В тот самый момент, когда Слоат должен был испустить дух и умереть, то, что жило в нем, питаясь, как присосавшаяся пиявка, решило проявить себя. Слоат выгнулся дугой назад, все его тело конвульсивно содрогалось в агонии, черная слизь пузырилась из его глаз, оставляя чернильные дорожки, похожие на слезы из туши, на его вялом, белом как у клоуна лице. Молочная желчь закипела у него во рту, а на щеках, лбу и подбородке взбухли пылающие красные узелки... каждый из которых извергался тонким прозрачным усиком, похожим на извивающегося червя. Их было так много, что вскоре все его лицо скрылось под шевелящейся массой паразитов.
Куган с криком отшатнулся, машинально выдернув окровавленную заточку.
Живот Слоата разошелся, как родовой канал, из которого выплеснулись брызги прозрачного желе... и откуда-то из внутренностей вырвалось что-то извивающееся, бесформенное, похожее на корчащегося амебообразного слизняка с отвратительными пурпурно-синими прожилками. Оно было сальным и желеобразным, множество желтых выпуклых глаз, словно кладка яиц, были распахнуты, дюжина маслянистых, багровых, хлыстообразных придатков, похожих на цепкие щупальца медузы "Львиная грива", колыхались вокруг в поисках чего-нибудь, за что можно было ухватиться.
Куган отбил несколько из них, еще один рассек заточкой, и на пол полилась желто-зеленая кровь. Другой отросток вырвал у него клок волос, а еще один, почти с любовью, скользнул по голой руке Джонни, щупальце было гладким, почти шелковистым на ощупь.
Затем откуда-то снаружи донесся пронзительный, жуткий свист, на который вскоре ответили, казалось, сотнями других таких же свистов, переходящих в пронзительный, оглушительный хор и достигающих единой, ревущей, режущей слух ноты, которая заставила каждого человека в тюрьме упасть на колени. Звук пронзал уши, как раскаленные добела иглы.

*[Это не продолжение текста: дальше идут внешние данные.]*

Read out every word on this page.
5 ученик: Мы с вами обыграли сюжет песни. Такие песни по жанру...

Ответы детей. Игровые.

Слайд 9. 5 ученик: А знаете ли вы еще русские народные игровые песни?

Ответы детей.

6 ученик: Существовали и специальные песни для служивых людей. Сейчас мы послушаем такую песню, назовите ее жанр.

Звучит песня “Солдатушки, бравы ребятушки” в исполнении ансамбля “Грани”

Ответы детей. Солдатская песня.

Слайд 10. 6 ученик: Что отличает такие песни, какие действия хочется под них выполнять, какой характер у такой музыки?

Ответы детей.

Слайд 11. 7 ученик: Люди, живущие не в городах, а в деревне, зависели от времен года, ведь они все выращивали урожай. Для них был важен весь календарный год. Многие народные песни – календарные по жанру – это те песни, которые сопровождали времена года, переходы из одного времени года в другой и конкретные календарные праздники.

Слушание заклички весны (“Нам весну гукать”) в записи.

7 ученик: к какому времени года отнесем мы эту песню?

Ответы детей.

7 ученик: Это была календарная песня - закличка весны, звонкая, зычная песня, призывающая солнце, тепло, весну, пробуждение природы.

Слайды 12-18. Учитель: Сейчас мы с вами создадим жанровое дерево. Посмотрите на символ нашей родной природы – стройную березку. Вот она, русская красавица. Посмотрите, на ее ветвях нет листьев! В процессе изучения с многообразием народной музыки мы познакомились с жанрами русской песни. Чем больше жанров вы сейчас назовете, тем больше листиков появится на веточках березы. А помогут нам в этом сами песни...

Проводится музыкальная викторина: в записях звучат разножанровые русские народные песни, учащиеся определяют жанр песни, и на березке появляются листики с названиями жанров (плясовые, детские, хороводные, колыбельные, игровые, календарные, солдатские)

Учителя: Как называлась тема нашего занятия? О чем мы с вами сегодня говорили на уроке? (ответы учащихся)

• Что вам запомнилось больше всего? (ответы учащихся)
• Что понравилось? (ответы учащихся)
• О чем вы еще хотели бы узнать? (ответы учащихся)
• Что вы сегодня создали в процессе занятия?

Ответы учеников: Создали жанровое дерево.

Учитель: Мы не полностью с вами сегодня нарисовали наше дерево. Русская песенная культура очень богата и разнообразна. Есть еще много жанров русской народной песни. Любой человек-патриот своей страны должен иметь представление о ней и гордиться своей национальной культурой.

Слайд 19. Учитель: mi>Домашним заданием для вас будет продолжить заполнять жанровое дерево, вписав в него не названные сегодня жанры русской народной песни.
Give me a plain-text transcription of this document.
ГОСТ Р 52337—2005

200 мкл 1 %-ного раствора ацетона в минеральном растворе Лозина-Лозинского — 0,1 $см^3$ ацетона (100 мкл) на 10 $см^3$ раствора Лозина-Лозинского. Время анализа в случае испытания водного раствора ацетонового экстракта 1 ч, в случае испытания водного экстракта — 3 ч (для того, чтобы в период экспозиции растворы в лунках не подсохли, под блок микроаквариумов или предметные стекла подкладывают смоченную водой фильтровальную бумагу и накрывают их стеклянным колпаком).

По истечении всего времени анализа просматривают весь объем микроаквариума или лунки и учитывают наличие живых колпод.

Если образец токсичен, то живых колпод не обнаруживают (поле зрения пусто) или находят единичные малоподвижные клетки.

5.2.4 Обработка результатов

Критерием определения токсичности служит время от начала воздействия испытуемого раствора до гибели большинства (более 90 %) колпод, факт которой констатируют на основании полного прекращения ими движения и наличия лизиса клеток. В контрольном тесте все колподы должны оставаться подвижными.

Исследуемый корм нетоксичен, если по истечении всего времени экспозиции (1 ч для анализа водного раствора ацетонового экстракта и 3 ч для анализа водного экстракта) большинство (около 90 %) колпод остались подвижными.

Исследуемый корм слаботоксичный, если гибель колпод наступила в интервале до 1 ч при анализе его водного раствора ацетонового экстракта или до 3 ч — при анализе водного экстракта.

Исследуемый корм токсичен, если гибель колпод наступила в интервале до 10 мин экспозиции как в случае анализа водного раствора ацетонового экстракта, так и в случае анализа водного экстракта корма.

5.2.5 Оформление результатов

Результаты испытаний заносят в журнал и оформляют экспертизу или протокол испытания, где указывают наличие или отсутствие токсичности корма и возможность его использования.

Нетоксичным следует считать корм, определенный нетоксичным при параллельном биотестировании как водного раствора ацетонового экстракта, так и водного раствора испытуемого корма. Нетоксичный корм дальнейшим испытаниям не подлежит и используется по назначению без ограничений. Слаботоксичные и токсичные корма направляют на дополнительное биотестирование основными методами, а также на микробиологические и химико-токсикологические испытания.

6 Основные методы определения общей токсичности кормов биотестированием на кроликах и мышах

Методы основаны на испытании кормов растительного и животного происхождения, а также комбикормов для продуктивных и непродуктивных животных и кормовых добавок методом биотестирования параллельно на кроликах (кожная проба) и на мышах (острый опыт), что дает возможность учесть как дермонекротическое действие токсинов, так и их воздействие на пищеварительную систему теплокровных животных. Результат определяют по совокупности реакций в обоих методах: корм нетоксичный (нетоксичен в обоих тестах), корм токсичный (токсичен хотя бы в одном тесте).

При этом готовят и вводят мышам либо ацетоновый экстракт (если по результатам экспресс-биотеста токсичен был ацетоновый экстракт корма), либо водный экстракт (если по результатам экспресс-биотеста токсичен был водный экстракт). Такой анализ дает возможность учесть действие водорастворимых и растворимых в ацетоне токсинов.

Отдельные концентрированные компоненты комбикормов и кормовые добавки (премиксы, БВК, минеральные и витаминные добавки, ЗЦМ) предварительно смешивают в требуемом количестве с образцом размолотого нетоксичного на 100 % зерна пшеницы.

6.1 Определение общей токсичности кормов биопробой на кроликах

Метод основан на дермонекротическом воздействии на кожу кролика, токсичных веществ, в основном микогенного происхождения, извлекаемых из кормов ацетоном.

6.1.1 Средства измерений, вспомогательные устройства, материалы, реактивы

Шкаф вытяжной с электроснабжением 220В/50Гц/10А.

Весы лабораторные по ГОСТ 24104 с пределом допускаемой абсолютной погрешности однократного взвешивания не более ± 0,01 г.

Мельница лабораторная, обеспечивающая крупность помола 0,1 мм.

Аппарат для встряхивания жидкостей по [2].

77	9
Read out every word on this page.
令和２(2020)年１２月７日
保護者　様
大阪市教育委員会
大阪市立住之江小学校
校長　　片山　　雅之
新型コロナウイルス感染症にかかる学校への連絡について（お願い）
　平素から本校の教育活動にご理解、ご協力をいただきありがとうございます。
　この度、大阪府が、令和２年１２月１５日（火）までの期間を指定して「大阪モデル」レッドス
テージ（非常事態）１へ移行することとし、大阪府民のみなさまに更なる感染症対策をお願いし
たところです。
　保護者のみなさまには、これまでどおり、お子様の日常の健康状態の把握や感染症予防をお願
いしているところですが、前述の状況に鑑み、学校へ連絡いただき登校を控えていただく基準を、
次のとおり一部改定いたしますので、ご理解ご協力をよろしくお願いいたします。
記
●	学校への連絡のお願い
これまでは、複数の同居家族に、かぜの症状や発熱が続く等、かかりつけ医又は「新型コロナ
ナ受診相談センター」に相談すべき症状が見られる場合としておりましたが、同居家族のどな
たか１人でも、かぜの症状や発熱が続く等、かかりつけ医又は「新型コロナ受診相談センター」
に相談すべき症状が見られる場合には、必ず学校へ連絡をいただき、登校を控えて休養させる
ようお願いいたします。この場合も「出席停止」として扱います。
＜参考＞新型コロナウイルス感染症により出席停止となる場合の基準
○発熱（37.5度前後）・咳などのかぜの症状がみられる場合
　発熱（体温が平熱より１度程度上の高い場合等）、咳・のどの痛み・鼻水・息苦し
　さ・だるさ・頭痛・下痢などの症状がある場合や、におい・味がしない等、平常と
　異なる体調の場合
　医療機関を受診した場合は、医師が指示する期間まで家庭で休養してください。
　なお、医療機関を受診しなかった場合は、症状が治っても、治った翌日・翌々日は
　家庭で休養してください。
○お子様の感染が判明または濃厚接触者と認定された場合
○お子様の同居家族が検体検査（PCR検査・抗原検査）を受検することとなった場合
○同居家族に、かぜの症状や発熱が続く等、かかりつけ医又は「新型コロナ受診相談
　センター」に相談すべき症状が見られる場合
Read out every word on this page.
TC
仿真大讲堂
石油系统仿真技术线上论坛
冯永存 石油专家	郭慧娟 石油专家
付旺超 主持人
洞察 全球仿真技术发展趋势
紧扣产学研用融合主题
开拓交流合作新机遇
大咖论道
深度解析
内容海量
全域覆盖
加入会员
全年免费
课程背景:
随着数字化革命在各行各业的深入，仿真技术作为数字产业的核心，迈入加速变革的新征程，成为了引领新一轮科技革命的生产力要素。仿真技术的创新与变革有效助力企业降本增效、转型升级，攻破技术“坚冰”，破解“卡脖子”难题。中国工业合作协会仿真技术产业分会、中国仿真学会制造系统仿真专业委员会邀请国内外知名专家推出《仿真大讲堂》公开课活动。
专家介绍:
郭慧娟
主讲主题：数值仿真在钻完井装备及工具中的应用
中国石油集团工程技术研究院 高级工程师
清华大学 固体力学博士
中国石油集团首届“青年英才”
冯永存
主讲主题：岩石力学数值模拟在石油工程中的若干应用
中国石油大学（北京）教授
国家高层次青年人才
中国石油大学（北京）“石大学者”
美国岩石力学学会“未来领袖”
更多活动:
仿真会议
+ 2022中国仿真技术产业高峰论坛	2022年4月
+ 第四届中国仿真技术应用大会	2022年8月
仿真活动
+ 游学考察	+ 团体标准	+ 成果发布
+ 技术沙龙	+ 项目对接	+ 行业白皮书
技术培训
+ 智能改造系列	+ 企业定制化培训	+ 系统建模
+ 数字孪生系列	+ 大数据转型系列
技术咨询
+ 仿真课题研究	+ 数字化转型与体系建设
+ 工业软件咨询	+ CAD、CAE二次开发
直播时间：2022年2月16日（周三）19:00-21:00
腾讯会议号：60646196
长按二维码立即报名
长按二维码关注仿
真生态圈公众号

Куган, вся кровь которого отхлынула от лица, сдавил руками виски, чтобы череп не разлетелся на части от сильного внутреннего давления.
Откуда-то с силой зарождающегося циклона начал дуть горячий чумной ветер.
Немезида принимала свое подношение.
Луис Кардоне почти не обращал внимания ни на бунтующих заключенных, ни на запах дыма, ни на тела, валявшиеся отдельно и сваленными в кучи по всей тюрьме.
Что-то другое взывало к нему.
Песня сирен. Это был призыв, и перед ним невозможно было устоять. Он, спотыкаясь, брел по коридору, обезумевшие толпы заключенных, чьи глаза были огромными, стеклянными и совершенно безумными, то отбрасывали его в сторону, то волокли за собой. Он слышал что-то похожее на отчаянный визг тысячи ошпаренных младенцев и знал, что это умирают люди во дворе... умирают от страха.
Он вышел в ночь и посмотрел в небо.
Живая первобытная тьма, неудержимый магнетический призрак, бестелесный многомерный фантом, состоящий из миллиона злобных глаз, облученная органическая пространственная червоточина, питаемая кипящим горячим ядром реактора разложившихся инопланетных разумов, жаждущих пропитания: человеческого серого вещества, разрываемого ужасом, паникой, разрушительным суеверным страхом.
Луис смотрел на это, охваченный ужасом, а оно потянулось к нему и нашло его подходящим, и тогда он начал кричать, пока его мозг не превратился в кровавый суп от эмболии, вызванной страхом, которая взорвалась в его черепе, как кассетная бомба.
Когда тюрьма была захвачена Немезидой, Кугана обхватили ищущие щупальца и с криками втянули в разрастающуюся эмбриональную массу Слоат-твари. Оно показало ему лицо Фрэнки МакГрата и лица сотен других, но он не испугался. Джонни
Слоат-тварь была мерзостью.
Туман, слизь и кровоточащие кости, белый, покрытый гнойными язвами, нерожденный паук, зародыш червя и нечто, состоящее из стеблей и пульсирующих пузырей, выброшенных на летний пляж в переплетении глубоководных водорослей. Смердящее, гниющее и разлагающееся. Призрак телеплазмы, клубки внутренностей и мешанина бугристых мускулов, борющихся за господство.
Именно таких тварей убивал Куган.
Лицо Слоата, горячее и бесцветное, с дрожью пыталось удержать форму на украденных костях. Но его блестящие глаза были живыми и смертоносными, желтыми и дымящимися.